Everyone thinks that their child is special, despite great statistical evidence that over 49% of all children are below average. So, we demand answers when the children aren't all special, then the government steps into the fray. Children can improve with intensive tutoring, of course, but we can't/won't afford such measures so we change the measures used to test the outcome: scantron.

Actual educational success is replaced with something easier to measure and meet and then everyone wonders why the next generation doesn't think.

Those with the capacity to teach aren't rewarded and it seems that those who can't are placed as management, further muddling the picture. We spend far too many resources in coordination and inaccurate measurements.

I blame the parents and the NEA as willing partners in this debacle. Parents demand unreasonable results with insufficient resources because they do not care or understand.

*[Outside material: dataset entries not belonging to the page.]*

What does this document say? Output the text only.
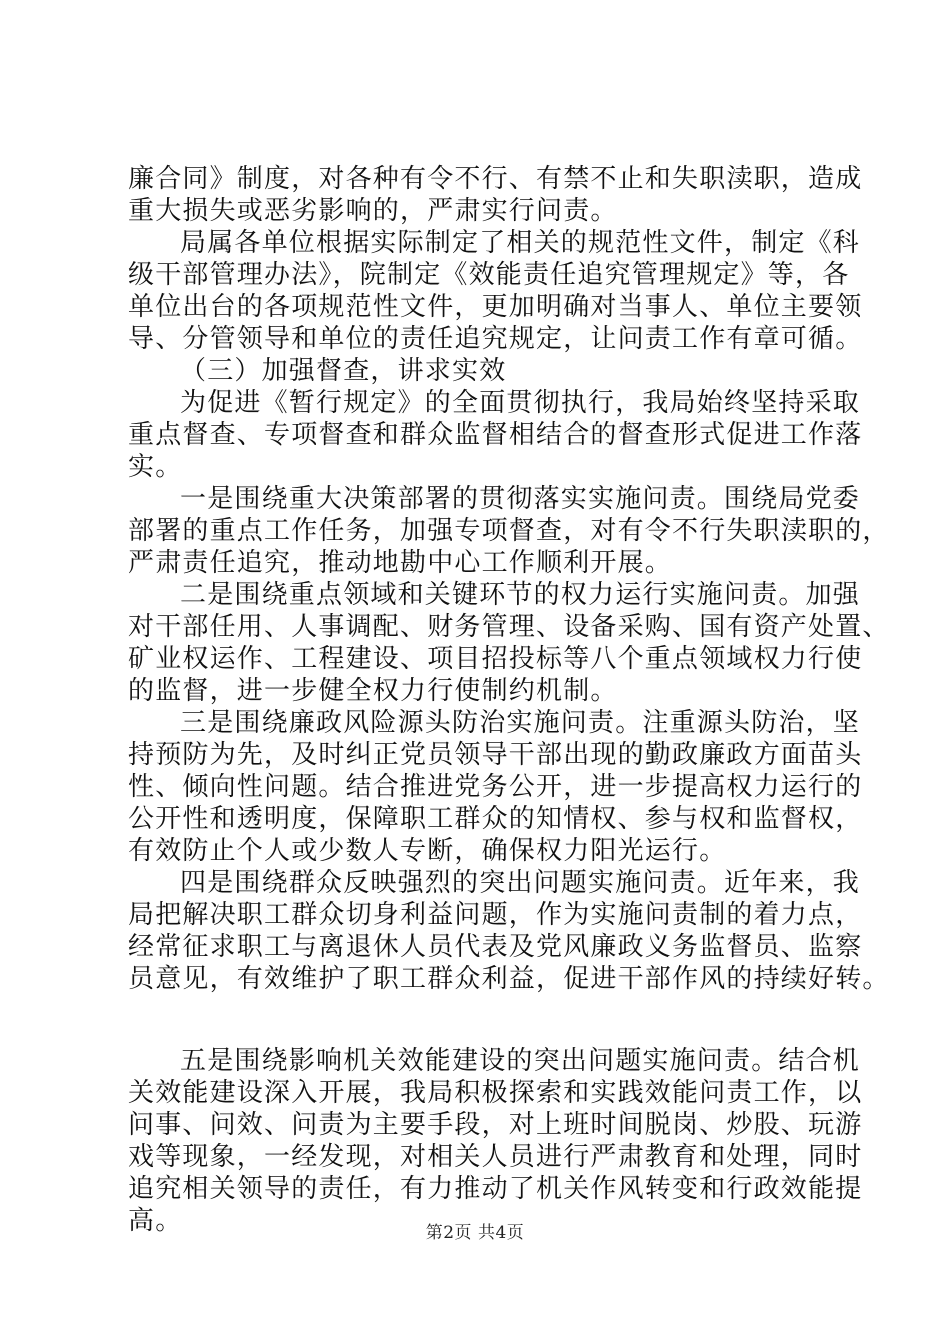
廉合同》制度，对各种有令不行、有禁不止和失职渎职，造成
重大损失或恶劣影响的，严肃实行问责。
局属各单位根据实际制定了相关的规范性文件，制定《科
级干部管理办法》，院制定《效能责任追究管理规定》等，各
单位出台的各项规范性文件，更加明确对当事人、单位主要领
导、分管领导和单位的责任追究规定，让问责工作有章可循。
（三）加强督查，讲求实效
为促进《暂行规定》的全面贯彻执行，我局始终坚持采取
重点督查、专项督查和群众监督相结合的督查形式促进工作落
实。
一是围绕重大决策部署的贯彻落实实施问责。围绕局党委
部署的重点工作任务，加强专项督查，对有令不行失职渎职的，
严肃责任追究，推动地勘中心工作顺利开展。
二是围绕重点领域和关键环节的权力运行实施问责。加强
对干部任用、人事调配、财务管理、设备采购、国有资产处置、
矿业权运作、工程建设、项目招投标等八个重点领域权力行使
的监督，进一步健全权力行使制约机制。
三是围绕廉政风险源头防治实施问责。注重源头防治，坚
持预防为先，及时纠正党员领导干部出现的勤政廉政方面苗头
性、倾向性问题。结合推进党务公开，进一步提高权力运行的
公开性和透明度，保障职工群众的知情权、参与权和监督权，
有效防止个人或少数人专断，确保权力阳光运行。
四是围绕群众反映强烈的突出问题实施问责。近年来，我
局把解决职工群众切身利益问题，作为实施问责制的着力点，
经常征求职工与离退休人员代表及党风廉政义务监督员、监察
员意见，有效维护了职工群众利益，促进干部作风的持续好转。
五是围绕影响机关效能建设的突出问题实施问责。结合机
关效能建设深入开展，我局积极探索和实践效能问责工作，以
问事、问效、问责为主要手段，对上班时间脱岗、炒股、玩游
戏等现象，一经发现，对相关人员进行严肃教育和处理，同时
追究相关领导的责任，有力推动了机关作风转变和行政效能提
高。	第2页 共4页
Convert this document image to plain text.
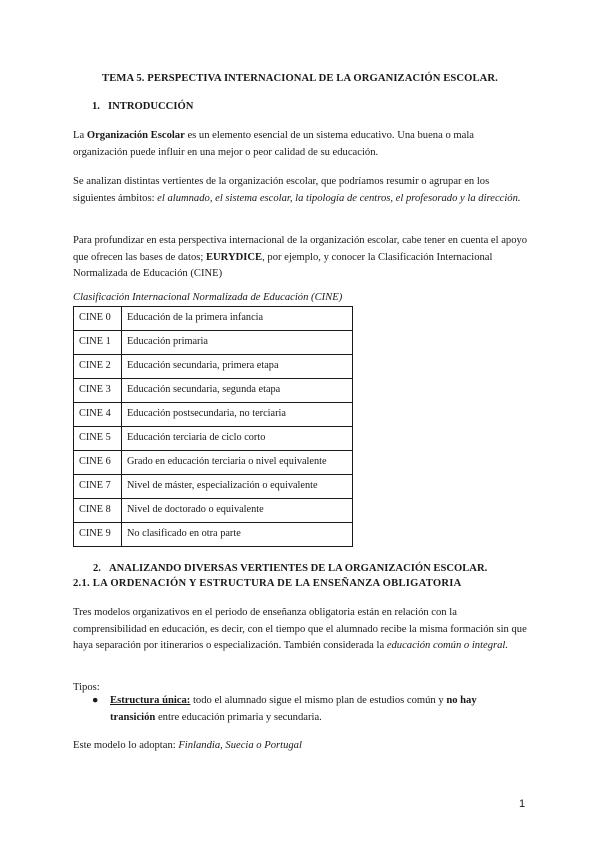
TEMA 5. PERSPECTIVA INTERNACIONAL DE LA ORGANIZACIÓN ESCOLAR.
1. INTRODUCCIÓN

La Organización Escolar es un elemento esencial de un sistema educativo. Una buena o mala organización puede influir en una mejor o peor calidad de su educación.

Se analizan distintas vertientes de la organización escolar, que podríamos resumir o agrupar en los siguientes ámbitos: el alumnado, el sistema escolar, la tipología de centros, el profesorado y la dirección.

Para profundizar en esta perspectiva internacional de la organización escolar, cabe tener en cuenta el apoyo que ofrecen las bases de datos; EURYDICE, por ejemplo, y conocer la Clasificación Internacional Normalizada de Educación (CINE)

Clasificación Internacional Normalizada de Educación (CINE)
CINE 0	Educación de la primera infancia
CINE 1	Educación primaria
CINE 2	Educación secundaria, primera etapa
CINE 3	Educación secundaria, segunda etapa
CINE 4	Educación postsecundaria, no terciaria
CINE 5	Educación terciaria de ciclo corto
CINE 6	Grado en educación terciaria o nivel equivalente
CINE 7	Nivel de máster, especialización o equivalente
CINE 8	Nivel de doctorado o equivalente
CINE 9	No clasificado en otra parte
2. ANALIZANDO DIVERSAS VERTIENTES DE LA ORGANIZACIÓN ESCOLAR.
2.1. LA ORDENACIÓN Y ESTRUCTURA DE LA ENSEÑANZA OBLIGATORIA

Tres modelos organizativos en el periodo de enseñanza obligatoria están en relación con la comprensibilidad en educación, es decir, con el tiempo que el alumnado recibe la misma formación sin que haya separación por itinerarios o especialización. También considerada la educación común o integral.

Tipos:
●	Estructura única: todo el alumnado sigue el mismo plan de estudios común y no hay transición entre educación primaria y secundaria.

Este modelo lo adoptan: Finlandia, Suecia o Portugal

1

The NEA only wishes to maximize their dues and political clout because they are a business, not an organization that has "Children First" as a guiding ethos.
 
In nursing school, there is a marked emphasis on critical thinking. From the very first test we took in that first term, all the questions had four correct answers.

We were forced to think, to analyze, to pick the best answer of four correct answers. Half our class failed. The younger half. The rest of us learned critical thinking and prioritization.

And none of it make the state boards any easier to conquer, because NCLEX is s really hard test, because it finds your weak area and skewers you right there.

Perhaps if more tests were computer adaptive testing where all four choices are correct we'd teach our kids to think?